Thursday afternoon I had an appointment at the OB's office for my routine monthly checkup at 10 weeks 3 days. My doctor had to do a sonogram to find the baby's heartbeat since it was still kind of early to pick it up on the Doppler. I knew something was wrong during the sonogram because it took way to long, and neither the doctor or the nurse said a thing. Again, I knew something was wrong, but didn't want to say anything in case I was just being over reactive. My doctor turned off the machine, the nurse gave me a quick smile then turned on her heels and left the room. Then my doctor looked up at me and said he was sorry, but there wasn't any heartbeat. What was I supposed to say to this? I told him I thought something was wrong since he was taking so long and no one was saying anything, he responded that he liked to be sure in a cases like this. He said there wasn't any heartbeat, the baby was only measuring at nine weeks, and it looked like the sac was starting to pull away from the uterine wall. I had no spotting, no cramping, and after four textbook easy, complication free pregnancies this was really the last thing I was expecting. I was able to keep it pretty much together in the office and didn't totally loose it until I was in the car on the way back home.
I knew Vince would be upset. He was the one who was so happy and excited about this baby. I was never able to move past uncomfortable and trepidation, so my emotional reaction to all this has surprised me. My brain knows that these things are quite common, and that there isn't anything I did wrong. But a part of me feels like God knew I was nervous about a fifth baby at this point, and maybe he said, "What you don't want him/her?
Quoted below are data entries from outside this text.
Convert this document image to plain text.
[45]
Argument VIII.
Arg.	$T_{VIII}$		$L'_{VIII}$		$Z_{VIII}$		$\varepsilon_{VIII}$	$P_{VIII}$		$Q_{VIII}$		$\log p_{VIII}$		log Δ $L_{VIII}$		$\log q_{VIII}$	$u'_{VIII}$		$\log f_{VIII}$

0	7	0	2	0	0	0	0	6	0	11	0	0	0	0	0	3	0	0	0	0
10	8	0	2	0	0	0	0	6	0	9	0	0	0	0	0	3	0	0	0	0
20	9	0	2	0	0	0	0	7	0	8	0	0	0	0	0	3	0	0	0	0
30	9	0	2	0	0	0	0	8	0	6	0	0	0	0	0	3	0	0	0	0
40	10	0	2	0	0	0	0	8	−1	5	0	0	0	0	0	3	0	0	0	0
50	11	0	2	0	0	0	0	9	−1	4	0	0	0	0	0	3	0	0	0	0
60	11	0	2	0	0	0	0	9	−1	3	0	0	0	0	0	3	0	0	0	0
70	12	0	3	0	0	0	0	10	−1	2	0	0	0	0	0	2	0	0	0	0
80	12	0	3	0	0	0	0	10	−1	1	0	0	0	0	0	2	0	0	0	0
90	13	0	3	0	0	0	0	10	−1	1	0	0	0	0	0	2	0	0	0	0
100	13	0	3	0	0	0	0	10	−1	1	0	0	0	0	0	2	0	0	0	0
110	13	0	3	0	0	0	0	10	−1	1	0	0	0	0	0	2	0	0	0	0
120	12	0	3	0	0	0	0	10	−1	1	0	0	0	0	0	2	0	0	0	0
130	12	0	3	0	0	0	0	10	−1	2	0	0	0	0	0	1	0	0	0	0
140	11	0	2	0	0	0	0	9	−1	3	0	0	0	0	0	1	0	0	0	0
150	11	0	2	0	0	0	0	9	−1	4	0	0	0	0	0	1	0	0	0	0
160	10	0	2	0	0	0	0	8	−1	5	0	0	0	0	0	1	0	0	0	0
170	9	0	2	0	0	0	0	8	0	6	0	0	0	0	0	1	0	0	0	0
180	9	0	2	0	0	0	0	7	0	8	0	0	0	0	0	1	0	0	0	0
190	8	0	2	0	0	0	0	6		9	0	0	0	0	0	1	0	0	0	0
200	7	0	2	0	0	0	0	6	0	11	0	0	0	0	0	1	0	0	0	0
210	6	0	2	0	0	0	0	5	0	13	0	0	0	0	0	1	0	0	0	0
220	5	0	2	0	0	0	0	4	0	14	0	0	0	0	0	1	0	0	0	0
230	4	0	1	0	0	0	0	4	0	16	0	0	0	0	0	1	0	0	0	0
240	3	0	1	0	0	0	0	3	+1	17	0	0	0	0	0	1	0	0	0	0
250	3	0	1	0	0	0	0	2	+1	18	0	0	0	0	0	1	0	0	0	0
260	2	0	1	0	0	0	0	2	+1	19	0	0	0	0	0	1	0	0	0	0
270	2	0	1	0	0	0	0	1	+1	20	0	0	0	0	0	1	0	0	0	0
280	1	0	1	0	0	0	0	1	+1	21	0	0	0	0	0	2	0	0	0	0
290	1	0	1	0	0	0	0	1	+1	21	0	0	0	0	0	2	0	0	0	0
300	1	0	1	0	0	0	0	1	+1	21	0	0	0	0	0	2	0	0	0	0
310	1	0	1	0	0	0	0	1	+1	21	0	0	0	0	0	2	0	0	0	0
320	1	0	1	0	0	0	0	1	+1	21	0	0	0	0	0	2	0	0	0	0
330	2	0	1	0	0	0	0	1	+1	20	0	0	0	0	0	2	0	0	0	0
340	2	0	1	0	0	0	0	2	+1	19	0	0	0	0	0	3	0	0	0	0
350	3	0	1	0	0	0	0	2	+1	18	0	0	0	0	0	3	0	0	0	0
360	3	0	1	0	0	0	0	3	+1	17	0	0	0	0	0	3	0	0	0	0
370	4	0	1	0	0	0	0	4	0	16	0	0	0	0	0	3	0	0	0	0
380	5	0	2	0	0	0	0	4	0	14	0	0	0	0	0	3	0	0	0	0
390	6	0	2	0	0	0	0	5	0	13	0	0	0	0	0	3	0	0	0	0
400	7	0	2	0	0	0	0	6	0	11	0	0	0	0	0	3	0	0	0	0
Fine, I'll take him/her back". Again, my brain knows this isn't right, but it's a hard feeling to shake. I'm also surprised at how strongly I can mourn over the loss of a baby that I never got to hold, never got to see, and never realized how much I already loved. Vince says he wonders how he can miss someone so much that he never even knew.
Since the baby is still hanging in there, and my body hasn't kicked in yet, I have another OB appointment next week. The doctor said he could prescribe something that would cause my uterus to contract and possibly move things along or he could do a D&C. I'm not comfortable with either option, so we're in the wait and see period. I asked how long we could wait before taking more aggressive action if my body never does kick in, and he said they could wait up to four weeks. So the physical part of this may be all over with quickly, or it could be pretty drawn out. The emotional part of this? Who knows.
I'm sure there is a lesson in all this, and all things happen for a reason, but at this point I failing to see what that is.